Bolivia
Gobierno y oposición ratifican sus posiciones en Bolivia
Miles de campesinos que participaron el sábado en los festejos organizados por el gobierno en La Paz iniciarán hoy lunes en sus respectivas comunidades la campaña para aprobar el proyecto de Constitución en el referéndum previsto para el primer semestre del 2008.
En cambio, en Santa Cruz, Tarija, Beni y Pando comenzó a su vez la campaña para aprobar, también en consultas populares, los estatutos autonómicos presentados en concentraciones multitudinarias de rechazo al proyecto oficial de reforma constitucional.
Como pocas veces en la historia boliviana, los actos de la víspera en La Paz y en el interior dejaron en evidencia las posiciones políticas contrapuestas de los habitantes de las ciudades que pretenden la autonomía y de los movimientos sociales y campesinos.
El presidente Evo Morales denunció ante sus simpatizantes que “algunos están golpeando las puertas de los cuarteles”, pero se declaró “segurísimo de que los militares no los van a escuchar”.
Por las dudas, Morales amenazó a hipotéticos golpistas que terminarán junto “a (Luis) García Meza en Chonchocoro”, el ex militar que cumple condena a 30 años en el principal penal del país.
En La Paz, el gobierno convocó a miles de campesinos y organizaciones sociales que desfilaron durante cuatro horas antes de concentrarse en la plaza principal, que llenaron totalmente, para la entrega del proyecto de Constitución.
En Santa Cruz, Tarija, Trinidad (Beni) y Cobija (Pando), miles de ciudadanos se concentraron en las plazas principales para poner en marcha de sus proyectos autonómicos.

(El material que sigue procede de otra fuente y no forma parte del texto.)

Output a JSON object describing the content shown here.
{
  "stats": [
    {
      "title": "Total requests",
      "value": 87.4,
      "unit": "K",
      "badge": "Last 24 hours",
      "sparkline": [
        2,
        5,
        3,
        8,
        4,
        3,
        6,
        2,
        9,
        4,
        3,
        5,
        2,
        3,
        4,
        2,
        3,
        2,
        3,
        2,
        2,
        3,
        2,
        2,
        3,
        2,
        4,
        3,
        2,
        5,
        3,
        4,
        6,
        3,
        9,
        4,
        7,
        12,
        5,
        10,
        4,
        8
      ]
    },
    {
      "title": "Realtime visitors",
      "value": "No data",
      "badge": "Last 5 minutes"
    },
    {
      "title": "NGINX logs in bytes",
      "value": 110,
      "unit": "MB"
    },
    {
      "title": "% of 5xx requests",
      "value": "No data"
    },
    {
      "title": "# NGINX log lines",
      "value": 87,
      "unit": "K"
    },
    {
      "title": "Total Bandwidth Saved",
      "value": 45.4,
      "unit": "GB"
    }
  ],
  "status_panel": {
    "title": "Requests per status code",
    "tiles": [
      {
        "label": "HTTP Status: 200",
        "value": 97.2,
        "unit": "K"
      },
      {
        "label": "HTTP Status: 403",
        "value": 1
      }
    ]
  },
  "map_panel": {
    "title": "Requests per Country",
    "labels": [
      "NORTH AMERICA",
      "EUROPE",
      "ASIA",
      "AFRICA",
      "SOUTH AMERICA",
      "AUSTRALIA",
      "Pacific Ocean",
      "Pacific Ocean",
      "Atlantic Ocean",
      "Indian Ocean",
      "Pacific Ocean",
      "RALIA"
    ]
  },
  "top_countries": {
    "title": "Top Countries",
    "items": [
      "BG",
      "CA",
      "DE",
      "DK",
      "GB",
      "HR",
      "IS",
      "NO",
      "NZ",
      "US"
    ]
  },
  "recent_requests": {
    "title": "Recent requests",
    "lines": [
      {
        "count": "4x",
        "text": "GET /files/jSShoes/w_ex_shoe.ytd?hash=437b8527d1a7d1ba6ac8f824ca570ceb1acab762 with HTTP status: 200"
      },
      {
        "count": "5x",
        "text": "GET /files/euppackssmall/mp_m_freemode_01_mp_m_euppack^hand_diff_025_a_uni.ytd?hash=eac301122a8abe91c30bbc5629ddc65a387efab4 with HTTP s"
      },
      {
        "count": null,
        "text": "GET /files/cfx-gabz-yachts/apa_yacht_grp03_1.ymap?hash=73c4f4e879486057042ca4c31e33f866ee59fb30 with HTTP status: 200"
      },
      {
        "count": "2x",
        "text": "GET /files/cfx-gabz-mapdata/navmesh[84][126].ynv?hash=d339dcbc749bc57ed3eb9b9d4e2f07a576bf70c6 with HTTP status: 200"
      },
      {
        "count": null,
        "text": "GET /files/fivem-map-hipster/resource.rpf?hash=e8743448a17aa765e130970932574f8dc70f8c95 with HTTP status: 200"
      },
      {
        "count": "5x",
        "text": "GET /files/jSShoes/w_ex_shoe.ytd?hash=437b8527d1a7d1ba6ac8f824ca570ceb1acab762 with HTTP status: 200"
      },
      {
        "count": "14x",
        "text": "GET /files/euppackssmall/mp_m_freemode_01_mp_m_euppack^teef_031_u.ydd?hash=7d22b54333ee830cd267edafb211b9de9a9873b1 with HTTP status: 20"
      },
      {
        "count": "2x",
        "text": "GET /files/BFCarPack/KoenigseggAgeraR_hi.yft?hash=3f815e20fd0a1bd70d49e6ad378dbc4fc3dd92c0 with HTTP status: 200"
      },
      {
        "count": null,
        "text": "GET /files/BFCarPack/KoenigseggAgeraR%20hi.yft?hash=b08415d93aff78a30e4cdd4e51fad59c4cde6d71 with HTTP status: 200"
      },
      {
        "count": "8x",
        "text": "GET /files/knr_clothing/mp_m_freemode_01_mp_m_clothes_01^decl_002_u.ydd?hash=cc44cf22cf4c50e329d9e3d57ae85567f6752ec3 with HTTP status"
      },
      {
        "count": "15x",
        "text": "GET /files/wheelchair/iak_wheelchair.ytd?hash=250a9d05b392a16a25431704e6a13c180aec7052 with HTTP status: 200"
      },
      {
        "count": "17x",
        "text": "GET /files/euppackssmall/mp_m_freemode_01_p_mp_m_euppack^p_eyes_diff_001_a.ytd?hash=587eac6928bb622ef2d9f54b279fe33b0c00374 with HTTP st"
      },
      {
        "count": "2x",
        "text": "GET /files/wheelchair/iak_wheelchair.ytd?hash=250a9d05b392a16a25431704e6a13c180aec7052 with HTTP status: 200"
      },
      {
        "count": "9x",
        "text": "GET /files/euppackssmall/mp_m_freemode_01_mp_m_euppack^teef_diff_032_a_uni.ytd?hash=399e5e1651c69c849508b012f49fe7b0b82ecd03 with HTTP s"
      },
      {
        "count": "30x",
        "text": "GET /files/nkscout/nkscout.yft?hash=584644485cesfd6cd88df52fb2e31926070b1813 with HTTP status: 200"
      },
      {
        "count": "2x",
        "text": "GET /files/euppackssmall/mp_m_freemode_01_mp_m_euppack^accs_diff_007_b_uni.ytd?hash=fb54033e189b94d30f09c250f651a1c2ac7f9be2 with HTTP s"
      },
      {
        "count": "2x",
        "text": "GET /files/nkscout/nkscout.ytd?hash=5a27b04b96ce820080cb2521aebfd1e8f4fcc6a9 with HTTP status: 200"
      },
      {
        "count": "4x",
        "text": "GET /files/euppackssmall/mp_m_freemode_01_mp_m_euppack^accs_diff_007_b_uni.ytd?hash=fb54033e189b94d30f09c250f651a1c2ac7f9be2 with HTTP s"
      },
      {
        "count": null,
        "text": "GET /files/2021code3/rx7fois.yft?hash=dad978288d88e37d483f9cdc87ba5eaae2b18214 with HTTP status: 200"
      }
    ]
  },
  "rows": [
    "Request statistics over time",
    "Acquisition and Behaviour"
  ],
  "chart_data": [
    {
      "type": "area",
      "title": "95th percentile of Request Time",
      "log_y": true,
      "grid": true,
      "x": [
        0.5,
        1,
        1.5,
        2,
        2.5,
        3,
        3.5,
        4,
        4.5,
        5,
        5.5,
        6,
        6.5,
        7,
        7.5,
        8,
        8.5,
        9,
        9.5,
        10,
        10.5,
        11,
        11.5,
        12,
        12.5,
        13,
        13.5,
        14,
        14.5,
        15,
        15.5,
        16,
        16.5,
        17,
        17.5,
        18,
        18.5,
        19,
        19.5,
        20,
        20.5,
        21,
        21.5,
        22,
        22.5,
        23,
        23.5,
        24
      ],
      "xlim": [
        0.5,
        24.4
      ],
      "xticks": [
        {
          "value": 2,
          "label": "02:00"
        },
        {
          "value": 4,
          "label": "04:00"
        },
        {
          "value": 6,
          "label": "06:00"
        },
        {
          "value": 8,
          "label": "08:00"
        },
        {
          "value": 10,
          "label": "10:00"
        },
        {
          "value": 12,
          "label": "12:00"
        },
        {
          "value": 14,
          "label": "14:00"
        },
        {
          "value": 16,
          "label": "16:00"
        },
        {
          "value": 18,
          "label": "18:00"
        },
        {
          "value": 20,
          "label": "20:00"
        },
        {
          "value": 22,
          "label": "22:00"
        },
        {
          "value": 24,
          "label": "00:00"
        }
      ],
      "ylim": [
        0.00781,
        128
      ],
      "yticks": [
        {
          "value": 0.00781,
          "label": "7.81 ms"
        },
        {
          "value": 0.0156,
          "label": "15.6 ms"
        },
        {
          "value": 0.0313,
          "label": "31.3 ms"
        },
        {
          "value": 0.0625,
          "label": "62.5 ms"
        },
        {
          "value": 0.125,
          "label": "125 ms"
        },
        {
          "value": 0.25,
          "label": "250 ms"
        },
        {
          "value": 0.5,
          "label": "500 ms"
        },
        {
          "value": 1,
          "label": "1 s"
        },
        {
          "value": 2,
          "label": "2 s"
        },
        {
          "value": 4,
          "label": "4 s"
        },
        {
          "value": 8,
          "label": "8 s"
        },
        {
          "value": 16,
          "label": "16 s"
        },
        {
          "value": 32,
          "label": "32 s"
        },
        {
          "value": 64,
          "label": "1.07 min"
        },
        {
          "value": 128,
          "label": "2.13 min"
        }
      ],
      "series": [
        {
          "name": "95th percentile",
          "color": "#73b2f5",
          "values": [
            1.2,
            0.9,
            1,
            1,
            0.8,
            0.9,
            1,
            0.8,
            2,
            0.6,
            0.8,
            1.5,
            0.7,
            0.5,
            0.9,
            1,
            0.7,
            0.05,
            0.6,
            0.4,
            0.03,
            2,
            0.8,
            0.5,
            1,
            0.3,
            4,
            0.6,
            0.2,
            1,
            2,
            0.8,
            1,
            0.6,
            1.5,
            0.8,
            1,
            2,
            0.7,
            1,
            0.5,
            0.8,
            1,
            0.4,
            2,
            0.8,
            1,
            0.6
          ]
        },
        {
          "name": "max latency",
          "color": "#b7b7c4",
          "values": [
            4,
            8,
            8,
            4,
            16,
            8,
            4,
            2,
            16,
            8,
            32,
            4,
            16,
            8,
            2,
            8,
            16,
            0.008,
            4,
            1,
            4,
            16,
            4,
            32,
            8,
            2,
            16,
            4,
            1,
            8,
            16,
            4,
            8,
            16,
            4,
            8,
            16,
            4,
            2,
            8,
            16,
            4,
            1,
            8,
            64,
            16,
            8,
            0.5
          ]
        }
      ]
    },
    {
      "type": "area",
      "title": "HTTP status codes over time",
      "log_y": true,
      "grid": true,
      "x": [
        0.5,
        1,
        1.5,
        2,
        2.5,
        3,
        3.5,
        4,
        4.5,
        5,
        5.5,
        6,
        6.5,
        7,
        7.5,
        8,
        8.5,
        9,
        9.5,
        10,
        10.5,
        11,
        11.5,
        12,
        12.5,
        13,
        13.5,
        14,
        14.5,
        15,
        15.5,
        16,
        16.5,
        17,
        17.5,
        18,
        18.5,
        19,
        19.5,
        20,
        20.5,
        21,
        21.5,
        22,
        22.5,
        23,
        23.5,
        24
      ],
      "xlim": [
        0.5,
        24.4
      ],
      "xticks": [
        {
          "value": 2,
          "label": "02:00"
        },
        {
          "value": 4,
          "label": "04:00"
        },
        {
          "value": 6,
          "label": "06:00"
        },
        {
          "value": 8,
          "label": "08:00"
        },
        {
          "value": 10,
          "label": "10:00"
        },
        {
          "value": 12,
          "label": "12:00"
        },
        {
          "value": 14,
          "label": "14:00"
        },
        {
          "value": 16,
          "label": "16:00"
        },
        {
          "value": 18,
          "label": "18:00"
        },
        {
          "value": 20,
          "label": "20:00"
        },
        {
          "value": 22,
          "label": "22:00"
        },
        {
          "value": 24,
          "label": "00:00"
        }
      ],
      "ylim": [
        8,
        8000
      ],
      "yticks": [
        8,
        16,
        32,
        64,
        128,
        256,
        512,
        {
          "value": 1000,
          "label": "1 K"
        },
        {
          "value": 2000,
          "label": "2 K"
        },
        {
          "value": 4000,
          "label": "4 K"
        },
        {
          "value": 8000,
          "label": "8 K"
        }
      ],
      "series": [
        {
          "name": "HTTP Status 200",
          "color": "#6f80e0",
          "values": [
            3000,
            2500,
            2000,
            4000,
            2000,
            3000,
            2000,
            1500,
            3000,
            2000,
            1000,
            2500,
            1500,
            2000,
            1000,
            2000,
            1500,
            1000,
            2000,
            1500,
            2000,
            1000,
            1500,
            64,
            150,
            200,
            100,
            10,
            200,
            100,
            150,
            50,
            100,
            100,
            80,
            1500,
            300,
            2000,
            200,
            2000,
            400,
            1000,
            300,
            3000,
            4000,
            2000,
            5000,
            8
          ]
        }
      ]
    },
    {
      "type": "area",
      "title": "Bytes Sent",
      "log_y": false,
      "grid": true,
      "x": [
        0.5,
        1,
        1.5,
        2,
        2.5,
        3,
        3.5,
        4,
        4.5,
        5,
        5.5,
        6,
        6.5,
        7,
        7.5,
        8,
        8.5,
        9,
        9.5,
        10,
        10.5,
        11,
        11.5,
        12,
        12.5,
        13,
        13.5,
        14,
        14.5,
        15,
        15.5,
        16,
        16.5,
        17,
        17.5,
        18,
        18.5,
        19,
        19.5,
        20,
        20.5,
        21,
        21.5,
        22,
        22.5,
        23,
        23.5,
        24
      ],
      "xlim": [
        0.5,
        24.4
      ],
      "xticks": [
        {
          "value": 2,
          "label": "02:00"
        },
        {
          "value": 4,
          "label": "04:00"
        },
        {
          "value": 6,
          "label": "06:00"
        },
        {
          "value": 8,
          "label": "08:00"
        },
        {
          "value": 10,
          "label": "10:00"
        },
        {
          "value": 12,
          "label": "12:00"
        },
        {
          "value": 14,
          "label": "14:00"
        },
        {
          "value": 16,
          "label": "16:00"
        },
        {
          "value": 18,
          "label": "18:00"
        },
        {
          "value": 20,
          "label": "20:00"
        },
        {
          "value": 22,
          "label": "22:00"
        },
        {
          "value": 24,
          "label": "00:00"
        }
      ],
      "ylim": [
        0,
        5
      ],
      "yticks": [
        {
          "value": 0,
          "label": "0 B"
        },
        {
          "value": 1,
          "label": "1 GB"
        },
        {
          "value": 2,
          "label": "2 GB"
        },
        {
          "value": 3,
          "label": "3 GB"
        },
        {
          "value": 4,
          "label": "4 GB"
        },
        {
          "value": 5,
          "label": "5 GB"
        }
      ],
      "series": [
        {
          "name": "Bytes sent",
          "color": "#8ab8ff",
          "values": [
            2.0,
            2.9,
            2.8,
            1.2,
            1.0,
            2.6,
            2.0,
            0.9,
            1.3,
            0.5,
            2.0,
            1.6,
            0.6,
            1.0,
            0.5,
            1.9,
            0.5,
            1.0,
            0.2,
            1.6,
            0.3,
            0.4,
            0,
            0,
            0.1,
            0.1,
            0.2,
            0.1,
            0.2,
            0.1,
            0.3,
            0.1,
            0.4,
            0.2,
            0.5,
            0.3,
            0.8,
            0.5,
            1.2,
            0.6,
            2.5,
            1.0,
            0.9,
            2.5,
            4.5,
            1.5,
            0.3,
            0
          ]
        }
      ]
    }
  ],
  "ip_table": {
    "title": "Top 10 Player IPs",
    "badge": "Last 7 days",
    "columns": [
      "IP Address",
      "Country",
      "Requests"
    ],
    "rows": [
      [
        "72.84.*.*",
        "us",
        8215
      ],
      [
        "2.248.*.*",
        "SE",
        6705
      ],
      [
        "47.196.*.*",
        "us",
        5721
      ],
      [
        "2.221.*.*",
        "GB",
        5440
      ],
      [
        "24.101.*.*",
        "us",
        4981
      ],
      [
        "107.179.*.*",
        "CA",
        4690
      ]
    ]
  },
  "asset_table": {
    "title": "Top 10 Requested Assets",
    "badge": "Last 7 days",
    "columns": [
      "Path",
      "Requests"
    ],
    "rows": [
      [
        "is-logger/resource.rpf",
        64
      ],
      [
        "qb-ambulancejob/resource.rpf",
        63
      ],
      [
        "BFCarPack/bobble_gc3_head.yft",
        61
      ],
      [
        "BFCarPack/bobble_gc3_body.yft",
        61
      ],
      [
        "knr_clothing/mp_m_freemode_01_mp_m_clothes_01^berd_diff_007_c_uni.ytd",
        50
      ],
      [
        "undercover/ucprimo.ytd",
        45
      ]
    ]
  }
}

Al mismo tiempo, en la periferia de esas mismas ciudades grupos campesinos de signo contrario celebraron la conclusión del trabajo de la Constituyente y apoyaron el proyecto de reforma.
Los actos transcurrieron en ambiente de fiesta y hubo solo una disputa entre bandos opuestos en una pequeña comunidad de la región oriental, pero según el secretario del Consejo Supremo de Defensa Nacional, general José Prudencio, los riesgos de enfrentamiento permanecen latentes.
Los discursos de Evo Morales y del vicepresidente Alvaro García Linera coincidieron en atribuir la oposición a pequeños grupos oligárquicos que utilizan la demanda autonómica en sus regiones para dividir al país y pidieron a los movimientos sociales y campesinos luchar para impedirlo.
“Es un milagro (que la Constituyente haya concluido su trabajo). Yo sentí que la Constituyente ya estaba sepultada”, dijo Morales ante la multitud al reiterar sus críticas a los opositores. El presidente enfatizó que “Si con pretexto de las autonomías quieren dividir a Bolivia, no lo vamos a permitir”. El vicepresidente reconoció que la oposición tiene “derecho a protestar, a marchar, a hacer huelgas de hambre, pero no tienen derecho a quebrar la unidad e integración territorial de la patria. No se los vamos a permitir jamás”.